Biomedical Robotics: Special Advanced Topics in Biomedical Engineering ( BME 495 )
This is a new course and will be offered in the spring quarter. Its purpose is to provide a perspective on robotics technologies inspired by themes of medical research and practice. At the end of the course the students are expected to have gained an understanding of the basic theoretical and computational methods of robotics as well as the major applications in the biomedical field.
Instructors:
Sandro Mussa-Ivaldi, James Patton and Michael Kositsky. Prerequisites:
Good basic knowledge of differential equations, control theory. Some background in neurophysiology is desirable but not necessary.
Neural Control and Mechanics of Movement ( 765-469)
TMuscle mechanics and relevant spinal cord neurophysiology as the basis for understanding neural control of movement.
Instrumentation For Neuroscience (NUIN 455)
This is a lecture and laboratory course on practical aspects of general electrical and mechanical instrumentation ranging from power supplies, nuts, and screws, to machining, microprocessors, and computers. We will cover the basics of instrumentation theory, design, construction, use, and troubleshooting. We will emphasize basic machine shop practices, basic to intermediate level applications of active electronics devices (integrated circuits or ICs) that are used for laboratory design, the use of computers for data acquisition, and applying computer software (IGOR) for data analysis. Instructors: Jim Baker (director), Lee Miller (computer applications), Brett Foxwell (machinist).
Biological Imaging: Principles and Applications (IGP 415 or BME 495)
This course provides an introduction to basic image analysis techniques for the quantification of image-based data in the life sciences. The course includes lectures, computer laboratories, and student projects that apply the information learned in class. There are no prerequisites.
Topics include: basic imaging concepts and terminology, image acquisition, imaging processing hardware, image display, spatial image analysis (noise,filtering, enhancement, edge detection, segmentation), frequency image analysis (Fourier), introduction to fMRI, and analysis fMRI images. Phil Hockberger - Director, Instructors: Kevin McKenna, and Vania Apkarian.
Neural Control of Movement (NUIN 480)
This deals with the neural mechanisms whereby the brain and spinal cord process sensory information to control movement. The course will meet twice weekly for one and a half hours to discuss and interpret key literature selected from the field of motor control. Prior to each meeting, students will be asked to read one or two important recent publications, and one student will be assigned to give an in-depth presentation and interpretation of the papers. The instructor will give a brief orientation to the topic at the beginning of the session and will provide summary remarks after the student presentation at the second meeting. Session topics and papers will be selected by the course organizers with the aim of emphasizing the integrative role of the spinal cord, brainstem, cerebral cortex, basal ganglia and cerebellum in the generation and regulation of movement commands and in the translation of these commands into skilled motor acts.

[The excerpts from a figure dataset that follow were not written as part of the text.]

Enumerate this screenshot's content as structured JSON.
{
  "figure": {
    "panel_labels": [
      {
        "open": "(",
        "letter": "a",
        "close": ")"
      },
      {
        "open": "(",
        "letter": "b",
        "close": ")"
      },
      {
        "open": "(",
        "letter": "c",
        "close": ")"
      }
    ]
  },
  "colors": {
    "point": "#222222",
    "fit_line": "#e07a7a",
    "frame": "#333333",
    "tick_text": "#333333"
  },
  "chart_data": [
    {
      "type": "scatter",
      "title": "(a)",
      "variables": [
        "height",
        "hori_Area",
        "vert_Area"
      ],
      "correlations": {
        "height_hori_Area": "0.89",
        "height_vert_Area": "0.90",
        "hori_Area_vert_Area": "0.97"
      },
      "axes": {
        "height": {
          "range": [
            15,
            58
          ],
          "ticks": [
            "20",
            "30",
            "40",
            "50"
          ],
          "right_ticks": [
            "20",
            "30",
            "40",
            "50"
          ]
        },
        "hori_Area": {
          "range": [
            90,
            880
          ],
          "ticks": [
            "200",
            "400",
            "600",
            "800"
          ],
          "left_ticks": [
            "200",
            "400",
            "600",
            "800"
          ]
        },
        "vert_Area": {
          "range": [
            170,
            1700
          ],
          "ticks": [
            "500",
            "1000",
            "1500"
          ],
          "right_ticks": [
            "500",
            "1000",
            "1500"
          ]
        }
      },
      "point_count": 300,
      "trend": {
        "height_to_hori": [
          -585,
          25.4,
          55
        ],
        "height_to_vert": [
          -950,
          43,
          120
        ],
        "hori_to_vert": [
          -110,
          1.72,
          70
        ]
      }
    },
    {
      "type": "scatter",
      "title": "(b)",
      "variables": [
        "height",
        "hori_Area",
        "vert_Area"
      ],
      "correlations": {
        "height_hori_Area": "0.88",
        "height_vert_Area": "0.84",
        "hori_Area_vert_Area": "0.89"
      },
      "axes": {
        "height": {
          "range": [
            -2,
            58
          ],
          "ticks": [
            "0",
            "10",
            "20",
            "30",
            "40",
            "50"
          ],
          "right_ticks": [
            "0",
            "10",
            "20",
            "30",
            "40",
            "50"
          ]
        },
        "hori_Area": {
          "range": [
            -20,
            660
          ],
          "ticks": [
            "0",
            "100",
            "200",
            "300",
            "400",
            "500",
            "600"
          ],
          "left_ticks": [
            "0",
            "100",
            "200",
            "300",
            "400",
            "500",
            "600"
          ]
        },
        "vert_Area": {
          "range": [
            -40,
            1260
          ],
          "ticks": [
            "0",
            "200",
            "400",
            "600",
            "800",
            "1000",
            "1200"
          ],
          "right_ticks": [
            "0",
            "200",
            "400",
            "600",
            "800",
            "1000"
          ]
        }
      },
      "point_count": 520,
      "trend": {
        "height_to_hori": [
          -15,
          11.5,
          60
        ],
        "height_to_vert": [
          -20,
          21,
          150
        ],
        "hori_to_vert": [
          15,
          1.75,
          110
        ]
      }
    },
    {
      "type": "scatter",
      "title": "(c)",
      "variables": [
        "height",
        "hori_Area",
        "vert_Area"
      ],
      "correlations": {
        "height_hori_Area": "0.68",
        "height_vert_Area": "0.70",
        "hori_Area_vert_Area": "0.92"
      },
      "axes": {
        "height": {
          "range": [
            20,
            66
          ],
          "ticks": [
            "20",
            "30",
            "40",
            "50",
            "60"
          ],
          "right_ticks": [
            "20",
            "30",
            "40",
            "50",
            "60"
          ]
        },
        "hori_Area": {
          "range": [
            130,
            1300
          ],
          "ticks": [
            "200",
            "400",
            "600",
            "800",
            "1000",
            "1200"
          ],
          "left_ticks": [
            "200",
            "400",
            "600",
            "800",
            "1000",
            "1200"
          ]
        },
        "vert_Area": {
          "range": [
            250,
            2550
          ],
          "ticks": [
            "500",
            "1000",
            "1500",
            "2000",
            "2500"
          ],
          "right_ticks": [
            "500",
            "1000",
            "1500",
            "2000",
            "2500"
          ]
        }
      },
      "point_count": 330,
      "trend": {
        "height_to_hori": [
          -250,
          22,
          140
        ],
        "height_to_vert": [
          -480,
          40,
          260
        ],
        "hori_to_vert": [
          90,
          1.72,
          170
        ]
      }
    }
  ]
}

Sensorimotor Integration (NUIN 452)
Skeletomotor and oculomotor control processes and their relation to sensory signals. Topics range from the classic accounts of motor performance to microelectrode studies in behaving animals.
Topics in Cognitive Neuroscience
The goal of this course is to introduce students to selected special topics in the field of cognitive neuroscience. A major aim of cognitive neuroscience is to bridge the gaps among cognitive science, communication science, systems and cellular neuroscience, brain imaging, and computational neuroscience. Due to the interdisciplinary nature of cognitive neuroscience, prior exposure to neuroscience, mathematics and/or cognitive psychology will be helpful. Prospective students should communicate with Jim Houk, Ken Paller, or any of the other course directors, to discuss whether their previous studies will provide adequate preparation. The course will explore the mechanisms by which neural networks generate voluntary actions, memory, thinking, problem solving, language and emotion and learn how these capabilities malfunction in persons with brain damage, mental illness and dementia.